Jim Grant of Barron’s explains why he’s no fan of monetary policy set by a room full of Ph.D.’s.
Ben Bernanke, a Ph.D. in economics from the Massachusetts Institute of Technology, put in a word for the soothsaying guild in 2010: “I would say that the recent financial crisis was more of a failure of economic engineering and economic management than of economic science.”
“Adherents of the Bernanke doctrine are, in fact, disadvantaged in comparison to the average Charles Schwab customer,” a panelist remarked. “Practitioners whom Mr. Market has taken to school know better than to think they can predict the future. Rare is the Ph.D. with practical experience in the field of margin calls, client redemptions, or unsightly drawdowns. It is easier to believe that one can forecast coming events when one hasn’t been punished for trying.”

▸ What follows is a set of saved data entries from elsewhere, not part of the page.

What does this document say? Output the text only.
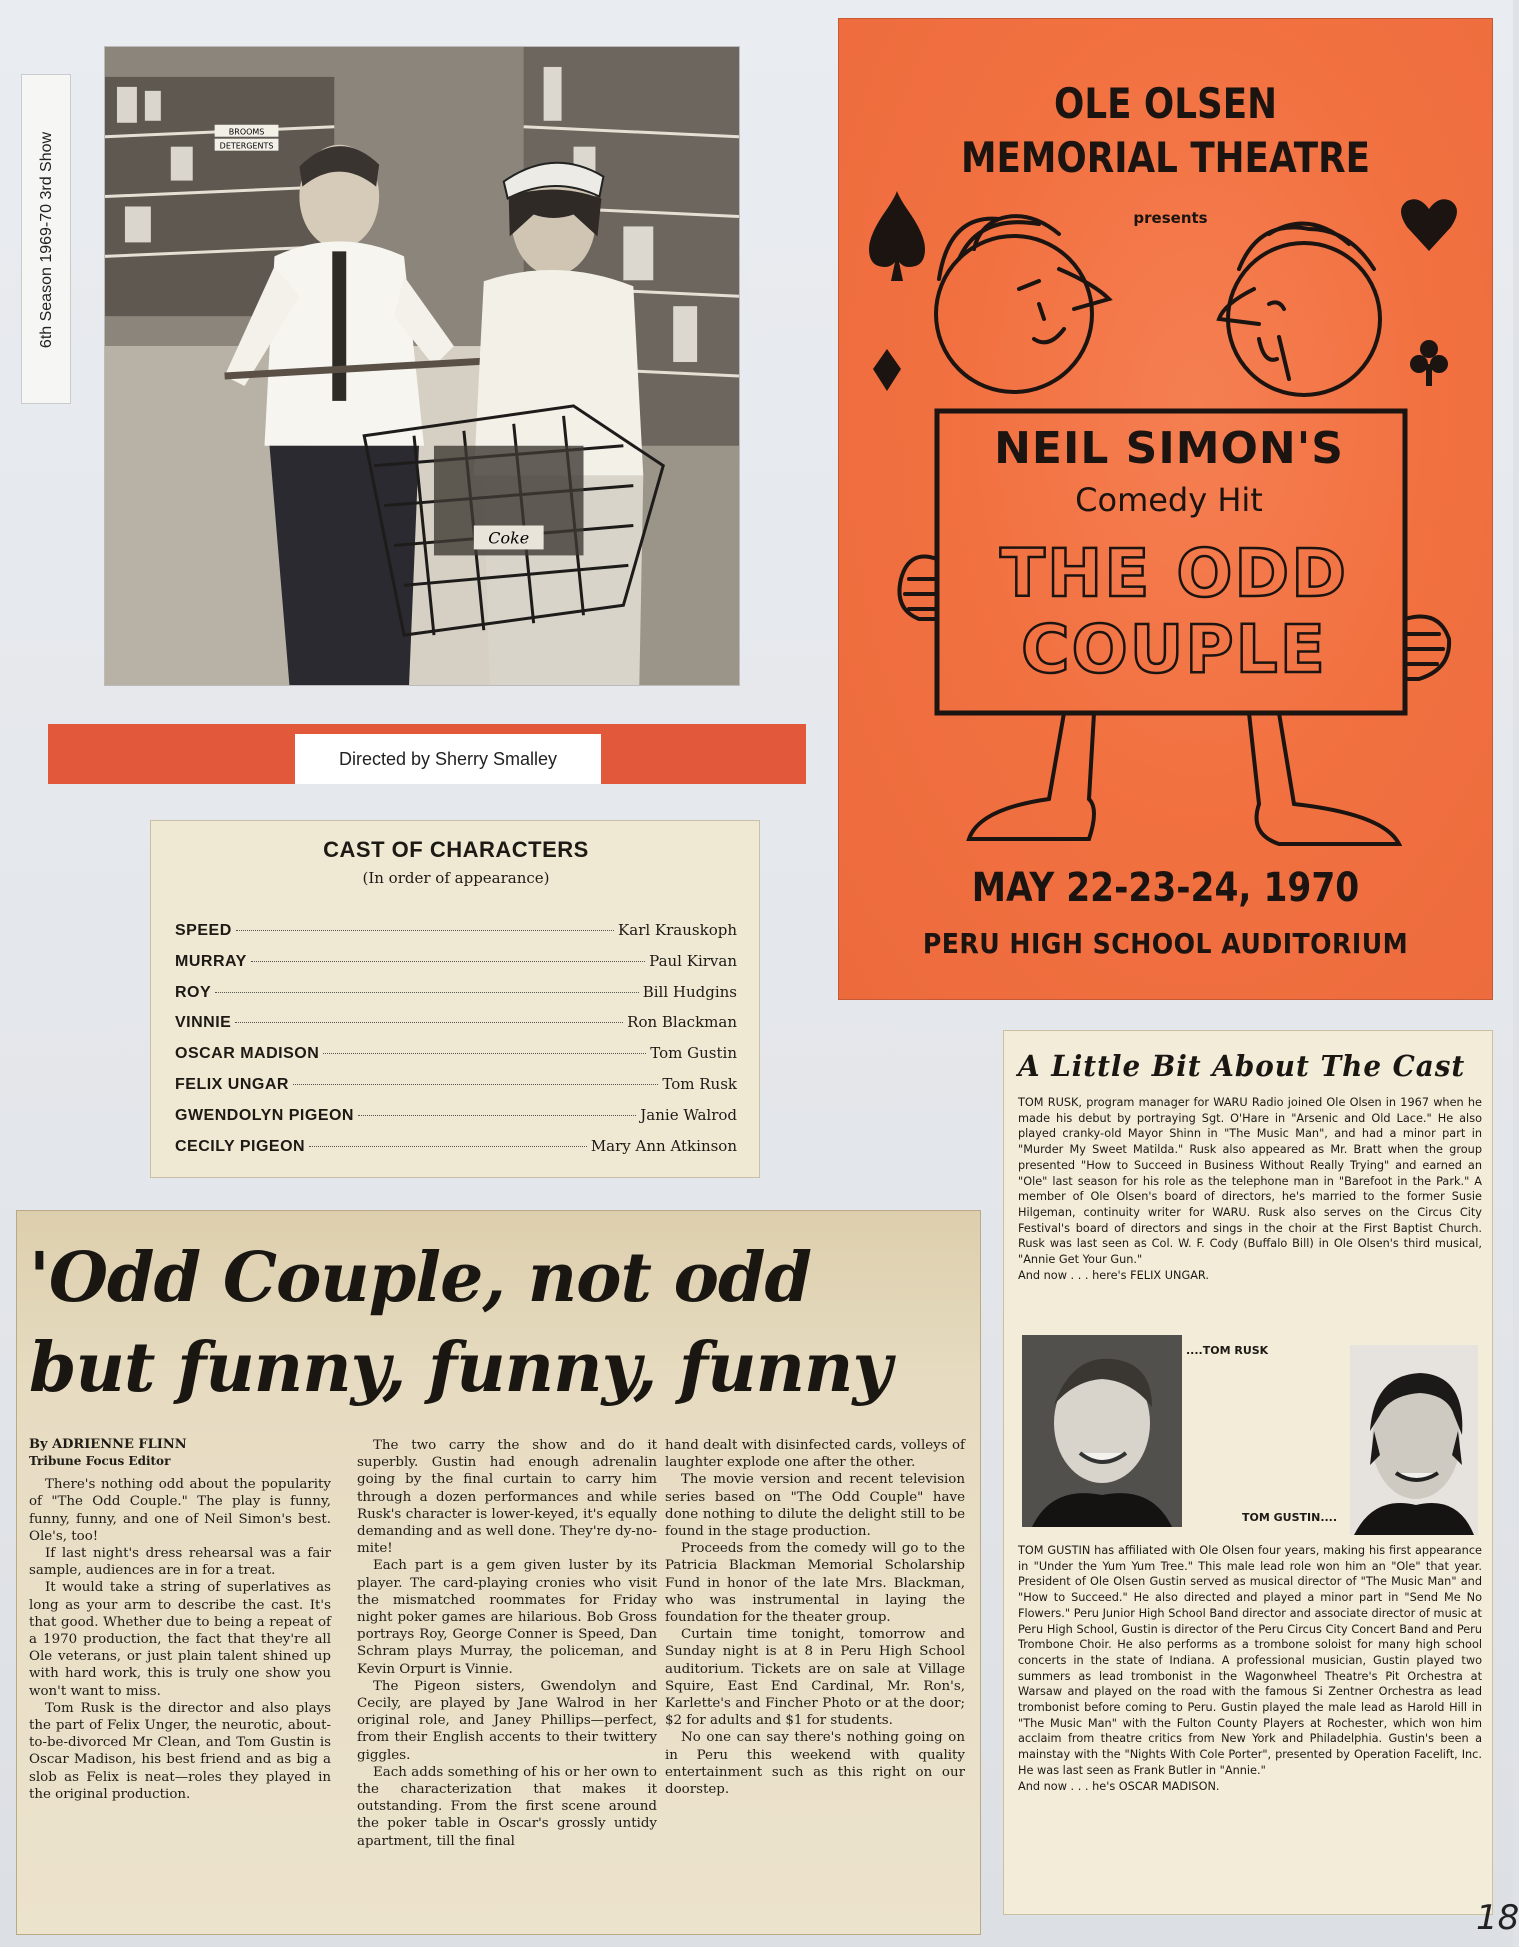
6th Season 1969-70 3rd Show	BROOMS
DETERGENTS
Coke
Directed by Sherry Smalley
CAST OF CHARACTERS
(In order of appearance)
SPEED	Karl Krauskoph
MURRAY	Paul Kirvan
ROY	Bill Hudgins
VINNIE	Ron Blackman
OSCAR MADISON	Tom Gustin
FELIX UNGAR	Tom Rusk
GWENDOLYN PIGEON	Janie Walrod
CECILY PIGEON	Mary Ann Atkinson
OLE OLSEN
MEMORIAL THEATRE
presents
NEIL SIMON'S
Comedy Hit
THE ODD
COUPLE
MAY 22-23-24, 1970
PERU HIGH SCHOOL AUDITORIUM
'Odd Couple, not odd
but funny, funny, funny

By ADRIENNE FLINN

Tribune Focus Editor

There's nothing odd about the popularity of "The Odd Couple." The play is funny, funny, funny, and one of Neil Simon's best. Ole's, too!

If last night's dress rehearsal was a fair sample, audiences are in for a treat.

It would take a string of superlatives as long as your arm to describe the cast. It's that good. Whether due to being a repeat of a 1970 production, the fact that they're all Ole veterans, or just plain talent shined up with hard work, this is truly one show you won't want to miss.

Tom Rusk is the director and also plays the part of Felix Unger, the neurotic, about-to-be-divorced Mr Clean, and Tom Gustin is Oscar Madison, his best friend and as big a slob as Felix is neat—roles they played in the original production.

The two carry the show and do it superbly. Gustin had enough adrenalin going by the final curtain to carry him through a dozen performances and while Rusk's character is lower-keyed, it's equally demanding and as well done. They're dy-no-mite!

Each part is a gem given luster by its player. The card-playing cronies who visit the mismatched roommates for Friday night poker games are hilarious. Bob Gross portrays Roy, George Conner is Speed, Dan Schram plays Murray, the policeman, and Kevin Orpurt is Vinnie.

The Pigeon sisters, Gwendolyn and Cecily, are played by Jane Walrod in her original role, and Janey Phillips—perfect, from their English accents to their twittery giggles.

Each adds something of his or her own to the characterization that makes it outstanding. From the first scene around the poker table in Oscar's grossly untidy apartment, till the final

hand dealt with disinfected cards, volleys of laughter explode one after the other.

The movie version and recent television series based on "The Odd Couple" have done nothing to dilute the delight still to be found in the stage production.

Proceeds from the comedy will go to the Patricia Blackman Memorial Scholarship Fund in honor of the late Mrs. Blackman, who was instrumental in laying the foundation for the theater group.

Curtain time tonight, tomorrow and Sunday night is at 8 in Peru High School auditorium. Tickets are on sale at Village Squire, East End Cardinal, Mr. Ron's, Karlette's and Fincher Photo or at the door; $2 for adults and $1 for students.

No one can say there's nothing going on in Peru this weekend with quality entertainment such as this right on our doorstep.

A Little Bit About The Cast
TOM RUSK, program manager for WARU Radio joined Ole Olsen in 1967 when he made his debut by portraying Sgt. O'Hare in "Arsenic and Old Lace." He also played cranky-old Mayor Shinn in "The Music Man", and had a minor part in "Murder My Sweet Matilda." Rusk also appeared as Mr. Bratt when the group presented "How to Succeed in Business Without Really Trying" and earned an "Ole" last season for his role as the telephone man in "Barefoot in the Park." A member of Ole Olsen's board of directors, he's married to the former Susie Hilgeman, continuity writer for WARU. Rusk also serves on the Circus City Festival's board of directors and sings in the choir at the First Baptist Church. Rusk was last seen as Col. W. F. Cody (Buffalo Bill) in Ole Olsen's third musical, "Annie Get Your Gun."
And now . . . here's FELIX UNGAR.
....TOM RUSK
TOM GUSTIN....
TOM GUSTIN has affiliated with Ole Olsen four years, making his first appearance in "Under the Yum Yum Tree." This male lead role won him an "Ole" that year. President of Ole Olsen Gustin served as musical director of "The Music Man" and "How to Succeed." He also directed and played a minor part in "Send Me No Flowers." Peru Junior High School Band director and associate director of music at Peru High School, Gustin is director of the Peru Circus City Concert Band and Peru Trombone Choir. He also performs as a trombone soloist for many high school concerts in the state of Indiana. A professional musician, Gustin played two summers as lead trombonist in the Wagonwheel Theatre's Pit Orchestra at Warsaw and played on the road with the famous Si Zentner Orchestra as lead trombonist before coming to Peru. Gustin played the male lead as Harold Hill in "The Music Man" with the Fulton County Players at Rochester, which won him acclaim from theatre critics from New York and Philadelphia. Gustin's been a mainstay with the "Nights With Cole Porter", presented by Operation Facelift, Inc. He was last seen as Frank Butler in "Annie."
And now . . . he's OSCAR MADISON.
18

Marriner Eccles, the Fed chairman (1934-48) whose name graces the central bank’s Washington headquarters, never completed the 12th grade. An heir to a family fortune, but also a successful commercial banker in his own right, Eccles made his share of mistakes. Still, he had the courage to stand up to a president—for him, it was Harry Truman—and to make his case in plain English. The tenor of his opposition to post-World War II financial policy is conveyed in a headline over a 1947 Wall Street Journal dispatch: “Eccles Sees Economic Collapse Unless Nation Checks Inflation.” …
… Eccles, Strong, and Martin shared one thing besides a hole in their educational resumes. They came of age when the dollar was defined in law as a weight of gold.